Memórias de um pobre diabo/Terceira Parte - Capítulo 6
Eram oito horas e meia da noite, subi e desci a rua do Ouvidor.
Nenhum ignotus Deus! nenhuma mulher com cara de entender a epistola!
Mas eu confiava na inspiração!
As transeuntes levavam todas a reboque um marido ou cousa com semelhança disso.
Eram nove e meia. Ainda nada.
Mas o frade não me sahia da mente!
—Dar-se-ha o caso, reflecti, que hoje seja a noite tão sómente dos casados?
Entendamo-nos. Queria dizer, a noite de sómente passeiarem os casados; nós sabemos que todas as noites são delles, quand-même...
Puz-me a olhar através dos vidros os livros expostos á venda na casa Garnier.
D'ahi a pouco, chega e pára a outra vidraça uma mulher só... Só digo eu, não contando o cãosinho felpudo, que a-seguia.
Era um animalsinho com ar inoffensivo e prasenteiro e cara de quem não aceitaria, se lhe mandassem, um cartel. Começa a mão do frade!
Olhou... olhou... (ella e não o cão), e entrou na livraria. Ouvi-a dizer em francez de Racine:
—Les Femmes, par Alphonse Karr?
—É justamente a mulher, que eu sonhava, disse a mim mesmo; mulher que lêsse o autor de La pêche.... en eau douce... et en eau salée.... Abeirei-me á porta.
Deram-lhe o livro; folheou-o, pagou-o sem questionar o preço, deu boa-noite e sahio.
Fóra da loja, tomei-lhe a frente, comprimentei-a com acatamento, rogando-lhe aceitasse a carta.
—Quem é o senhor? e donde vem essa carta? perguntou meio desdenhosa.

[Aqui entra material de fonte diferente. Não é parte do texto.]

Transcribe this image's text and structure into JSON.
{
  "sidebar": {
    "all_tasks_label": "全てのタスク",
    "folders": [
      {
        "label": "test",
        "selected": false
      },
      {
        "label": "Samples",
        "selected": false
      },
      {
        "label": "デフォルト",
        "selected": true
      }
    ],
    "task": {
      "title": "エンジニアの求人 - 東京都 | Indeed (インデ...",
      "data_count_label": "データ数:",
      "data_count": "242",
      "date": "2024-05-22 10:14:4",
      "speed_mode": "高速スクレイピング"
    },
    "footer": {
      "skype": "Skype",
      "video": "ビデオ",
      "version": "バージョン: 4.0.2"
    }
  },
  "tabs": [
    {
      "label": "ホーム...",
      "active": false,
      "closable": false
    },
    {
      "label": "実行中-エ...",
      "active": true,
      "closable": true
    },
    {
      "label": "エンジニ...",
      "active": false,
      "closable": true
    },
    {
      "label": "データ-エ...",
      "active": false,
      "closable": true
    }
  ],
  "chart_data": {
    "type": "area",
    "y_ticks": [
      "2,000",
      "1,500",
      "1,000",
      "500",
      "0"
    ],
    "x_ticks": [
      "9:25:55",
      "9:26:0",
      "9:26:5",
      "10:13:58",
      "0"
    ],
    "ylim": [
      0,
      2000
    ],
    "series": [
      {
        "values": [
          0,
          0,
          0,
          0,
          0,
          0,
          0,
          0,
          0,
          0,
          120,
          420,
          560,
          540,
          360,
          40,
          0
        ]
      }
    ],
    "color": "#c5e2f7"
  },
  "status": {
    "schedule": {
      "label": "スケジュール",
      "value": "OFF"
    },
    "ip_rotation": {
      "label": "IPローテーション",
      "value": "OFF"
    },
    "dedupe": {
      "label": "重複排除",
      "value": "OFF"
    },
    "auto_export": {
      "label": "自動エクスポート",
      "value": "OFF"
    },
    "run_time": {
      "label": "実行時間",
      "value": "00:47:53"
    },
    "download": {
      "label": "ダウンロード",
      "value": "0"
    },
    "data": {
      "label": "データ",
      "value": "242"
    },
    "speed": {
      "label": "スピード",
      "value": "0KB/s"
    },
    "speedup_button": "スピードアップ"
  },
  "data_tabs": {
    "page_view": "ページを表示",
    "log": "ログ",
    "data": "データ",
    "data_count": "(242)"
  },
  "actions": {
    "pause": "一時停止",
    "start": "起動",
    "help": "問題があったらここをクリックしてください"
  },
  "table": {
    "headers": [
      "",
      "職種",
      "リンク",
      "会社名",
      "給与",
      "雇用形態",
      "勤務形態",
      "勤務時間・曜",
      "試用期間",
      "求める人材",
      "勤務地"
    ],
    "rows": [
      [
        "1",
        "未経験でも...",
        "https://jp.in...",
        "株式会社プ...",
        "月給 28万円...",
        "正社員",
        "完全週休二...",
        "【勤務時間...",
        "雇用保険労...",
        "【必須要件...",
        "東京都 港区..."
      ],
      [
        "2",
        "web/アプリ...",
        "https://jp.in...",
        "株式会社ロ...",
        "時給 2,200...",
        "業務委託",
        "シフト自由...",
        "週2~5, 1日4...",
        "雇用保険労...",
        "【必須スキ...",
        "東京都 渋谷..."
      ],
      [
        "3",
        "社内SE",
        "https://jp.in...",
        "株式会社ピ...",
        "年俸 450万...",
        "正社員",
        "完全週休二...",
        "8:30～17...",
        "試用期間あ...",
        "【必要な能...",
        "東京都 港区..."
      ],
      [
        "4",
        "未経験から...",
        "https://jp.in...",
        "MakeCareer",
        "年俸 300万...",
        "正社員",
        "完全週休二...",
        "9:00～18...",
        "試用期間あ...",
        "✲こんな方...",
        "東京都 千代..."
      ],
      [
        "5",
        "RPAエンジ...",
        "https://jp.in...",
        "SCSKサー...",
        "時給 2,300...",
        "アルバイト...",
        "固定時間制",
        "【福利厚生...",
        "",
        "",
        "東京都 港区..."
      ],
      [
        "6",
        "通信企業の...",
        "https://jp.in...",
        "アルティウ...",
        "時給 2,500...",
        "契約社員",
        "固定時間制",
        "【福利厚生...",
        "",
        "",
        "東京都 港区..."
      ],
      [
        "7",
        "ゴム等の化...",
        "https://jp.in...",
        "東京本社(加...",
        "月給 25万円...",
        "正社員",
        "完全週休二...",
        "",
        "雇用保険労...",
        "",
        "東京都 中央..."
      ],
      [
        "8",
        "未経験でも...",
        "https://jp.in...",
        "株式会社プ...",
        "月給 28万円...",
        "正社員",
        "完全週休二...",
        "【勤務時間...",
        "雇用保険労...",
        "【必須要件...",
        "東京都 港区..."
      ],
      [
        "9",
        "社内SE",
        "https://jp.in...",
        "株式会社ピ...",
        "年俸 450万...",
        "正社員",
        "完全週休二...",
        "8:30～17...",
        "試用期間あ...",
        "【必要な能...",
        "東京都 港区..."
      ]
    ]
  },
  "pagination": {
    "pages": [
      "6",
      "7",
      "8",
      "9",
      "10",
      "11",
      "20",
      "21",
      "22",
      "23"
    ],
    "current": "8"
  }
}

—E' tudo um mysterio, respondi. Lendo a carta saberá.
—Ah! cheira a mysterio? pois sim, dê-m'a, eu gosto dos mysterios.
Tomou-a e partio com ar senhoril. E viva o frade!
Ao desapparecer na turbamulta, aproximou-se-me um permanente pedindo-me o charuto para acender um cigarro.
—Camarada, lhe disse, eu não inventei a polvora, porque nasci depois della inventada.
Elle concordou, rosnando:
—Polvora! polvora! que diabo é polvora?